Mal à propos s’est-il montré jaloux.
atalide
Air : Colette
Ciel ! c’est ma rivale.
fatime
Elle même.
atalide
C’est pour moi le coup de poignard.
fatime
Je ressens une joie extrême,
Elle se confie au renard.
Scène xvii
fatime, tacmas
tacmas
Pourquoi donc cette mascarade ? Vouliez-vous faire quelque conquête pendant la fête comique qu’on prépare ?
fatime
C’était uniquement pour m’assurer de la votre et voir si Atalide n’était pas ma rivale.
tacmas
Air : Folies d’Espagne
En vérité, trop injuste Fatime,
Je suis piqué de vos soupçons jaloux.
fatime
De ces transports pourquoi me faire un crime ?
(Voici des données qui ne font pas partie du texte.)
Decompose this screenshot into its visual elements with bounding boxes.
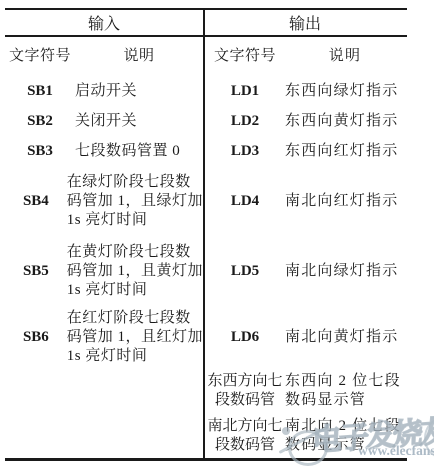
cell-symbol: SB3 <box>5 142 75 161</box>
cell-description: 七段数码管置 0 <box>75 142 203 161</box>
document-page: 输入 输出 文字符号 说明 文字符号 说明 SB1 启动开关 LD1 东西向绿灯… <box>0 0 434 471</box>
table-row: SB4 在绿灯阶段七段数 码管加 1，且绿灯加 1s 亮灯时间 LD4 南北向红… <box>5 166 407 236</box>
cell-symbol: SB1 <box>5 82 75 101</box>
cell-symbol: SB5 <box>5 262 67 281</box>
cell-symbol: 南北方向七 段数码管 <box>205 417 285 455</box>
table-row: SB3 七段数码管置 0 LD3 东西向红灯指示 <box>5 136 407 166</box>
cell-symbol: LD4 <box>205 192 285 211</box>
table-row: 南北方向七 段数码管 南北向 2 位七段 数码显示管 <box>5 414 407 458</box>
output-symbol-header: 文字符号 <box>205 47 285 66</box>
cell-symbol: 东西方向七 段数码管 <box>205 372 285 410</box>
cell-description: 南北向 2 位七段 数码显示管 <box>285 417 405 455</box>
cell-symbol: LD6 <box>205 328 285 347</box>
table-subheader-row: 文字符号 说明 文字符号 说明 <box>5 37 407 76</box>
input-symbol-header: 文字符号 <box>5 47 75 66</box>
input-column-title: 输入 <box>5 10 205 35</box>
cell-symbol: LD1 <box>205 82 285 101</box>
cell-symbol: SB2 <box>5 112 75 131</box>
cell-description: 南北向绿灯指示 <box>285 262 405 281</box>
output-column-title: 输出 <box>205 10 405 35</box>
table-row: SB6 在红灯阶段七段数 码管加 1，且红灯加 1s 亮灯时间 LD6 南北向黄… <box>5 306 407 368</box>
output-desc-header: 说明 <box>285 47 405 66</box>
table-row: SB2 关闭开关 LD2 东西向黄灯指示 <box>5 106 407 136</box>
cell-description: 东西向 2 位七段 数码显示管 <box>285 372 405 410</box>
cell-description: 南北向黄灯指示 <box>285 328 405 347</box>
cell-description: 东西向绿灯指示 <box>285 82 405 101</box>
cell-description: 启动开关 <box>75 82 203 101</box>
input-desc-header: 说明 <box>75 47 203 66</box>
cell-description: 在绿灯阶段七段数 码管加 1，且绿灯加 1s 亮灯时间 <box>67 173 203 230</box>
cell-symbol: LD5 <box>205 262 285 281</box>
table-title-row: 输入 输出 <box>5 10 407 37</box>
cell-symbol: SB6 <box>5 328 67 347</box>
cell-symbol: LD3 <box>205 142 285 161</box>
cell-description: 南北向红灯指示 <box>285 192 405 211</box>
cell-description: 关闭开关 <box>75 112 203 131</box>
watermark-edge-circle-icon <box>424 418 434 458</box>
cell-description: 在黄灯阶段七段数 码管加 1，且黄灯加 1s 亮灯时间 <box>67 243 203 300</box>
cell-description: 东西向红灯指示 <box>285 142 405 161</box>
table-row: SB5 在黄灯阶段七段数 码管加 1，且黄灯加 1s 亮灯时间 LD5 南北向绿… <box>5 236 407 306</box>
signal-io-table: 输入 输出 文字符号 说明 文字符号 说明 SB1 启动开关 LD1 东西向绿灯… <box>5 8 407 461</box>
cell-description: 在红灯阶段七段数 码管加 1，且红灯加 1s 亮灯时间 <box>67 309 203 366</box>
cell-description: 东西向黄灯指示 <box>285 112 405 131</box>
table-row: SB1 启动开关 LD1 东西向绿灯指示 <box>5 76 407 106</box>
cell-symbol: LD2 <box>205 112 285 131</box>
table-row: 东西方向七 段数码管 东西向 2 位七段 数码显示管 <box>5 368 407 414</box>
cell-symbol: SB4 <box>5 192 67 211</box>
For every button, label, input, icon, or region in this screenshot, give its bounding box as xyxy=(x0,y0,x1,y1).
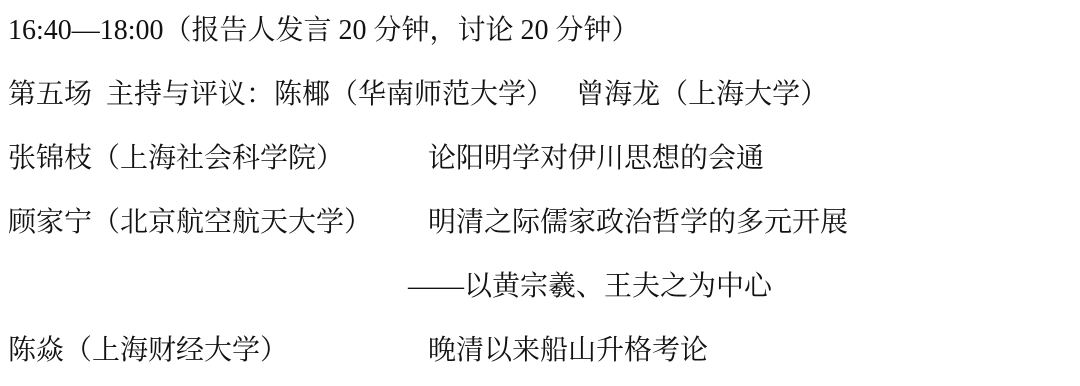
chair-1: 陈椰（华南师范大学） xyxy=(274,79,554,110)
paper-title: 晚清以来船山升格考论 xyxy=(428,335,708,366)
chair-1-affiliation: （华南师范大学） xyxy=(330,79,554,110)
paper-title: 明清之际儒家政治哲学的多元开展 xyxy=(428,207,848,238)
program-document: 16:40—18:00（报告人发言 20 分钟，讨论 20 分钟） 第五场主持与… xyxy=(0,0,1080,369)
session-header-line: 第五场主持与评议：陈椰（华南师范大学）曾海龙（上海大学） xyxy=(8,76,1070,113)
speaker-name-affiliation: 张锦枝（上海社会科学院） xyxy=(8,140,428,177)
paper-subtitle: ——以黄宗羲、王夫之为中心 xyxy=(408,268,1070,305)
paper-title: 论阳明学对伊川思想的会通 xyxy=(428,143,764,174)
session-number-label: 第五场 xyxy=(8,79,92,110)
time-slot-line: 16:40—18:00（报告人发言 20 分钟，讨论 20 分钟） xyxy=(8,12,1070,49)
speaker-name-affiliation: 顾家宁（北京航空航天大学） xyxy=(8,204,428,241)
presentation-row-2: 顾家宁（北京航空航天大学）明清之际儒家政治哲学的多元开展 xyxy=(8,204,1070,241)
presentation-row-3: 陈焱（上海财经大学）晚清以来船山升格考论 xyxy=(8,332,1070,369)
chair-2-affiliation: （上海大学） xyxy=(660,79,828,110)
chair-role-label: 主持与评议： xyxy=(106,79,274,110)
chair-2-name: 曾海龙 xyxy=(576,79,660,110)
chair-2: 曾海龙（上海大学） xyxy=(576,79,828,110)
speaker-name-affiliation: 陈焱（上海财经大学） xyxy=(8,332,428,369)
chair-1-name: 陈椰 xyxy=(274,79,330,110)
presentation-row-1: 张锦枝（上海社会科学院）论阳明学对伊川思想的会通 xyxy=(8,140,1070,177)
J’aime un amant et non point un époux.
tacmas
Air : Le coucou
Je ris de ce trait de malice.
fatime
Il vient de calmer mon tourment.
Il faut qu’une intrigue finisse
Toujours par quelque dénouement.
tacmas
Vous ne savez donc à quoi vous occuper pour jouer un rôle aussi peu intéressant. Il n’est ni amusant, ni neuf.
Air : Péril
Vous n’êtes pas assez habile.
Je veux pourtant vous pardonner
Mais je ne puis que condamner
Une feinte inutile.
fatime
Que voulez-vous, Seigneur,
Air : Sens dessus dessous
La jalousie a des transports
Qui dérangent tous nos ressorts.
Elle met une âme ratière
Sens dessus dessous, [sens devant derrière,]
tacmas
Elle a mis votre cœur jaloux
Sens devant [derrière, sens dessus dessous.]
fatime
Air : Vous qui vous moquez par vos ris
Vous ferai-je aussi le détail
De votre jalousie ?
D’une marchande du sérail
Cette même folie
Vous fit prendre tout l’attirail.
tacmas
N’en parlons plus ma mie.
Cette leçon-là ne m’a pas fait honneur dans le monde, mais la fête commence.
Symphonie tendre
Air : [Un] certain je ne sais quoi
Ces concerts si tendres et si doux
Inspirent l’allégresse.
Pour la fête chacun s’empresse.
Voyons-là, mais séparons-nous
De peur d’un certain je ne sais qu’est-ce
Vos yeux sont de dangereux filous.
fatime
Expliquez-vous. Je ne comprend rien à cette galanterie.
tacmas
Rien n’est plus clair.
Air : Le fils d’Ulysse
Auprès de vous on a l’âme enchantée,
On ne pense qu’à vous
Et cependant la fête préparée
Doit nous occuper tous
Et pour vous voir, je tournerai la tête.
Je veux voir la fête
Moi,
Je veux [voir la fête.]
fatime
Voilà dire une grossièreté le plus galamment du monde. Voyons la fête chacun de notre côté.
tacmas
Vous croyez peut-être voir quelque fête persanne. Point du tout et comme je ne veux pas vous ennuyer
Air : La mie Margot
Un bon danseur,
Deux bons danseurs,
Trois bons danseurs, ma belle,
Nous vont donner, ma mie,
Nous vont donner, ma mie Margot,
Cette danse est nouvelle.
Elle nous est arrivée de Paris où elle est fort en règne.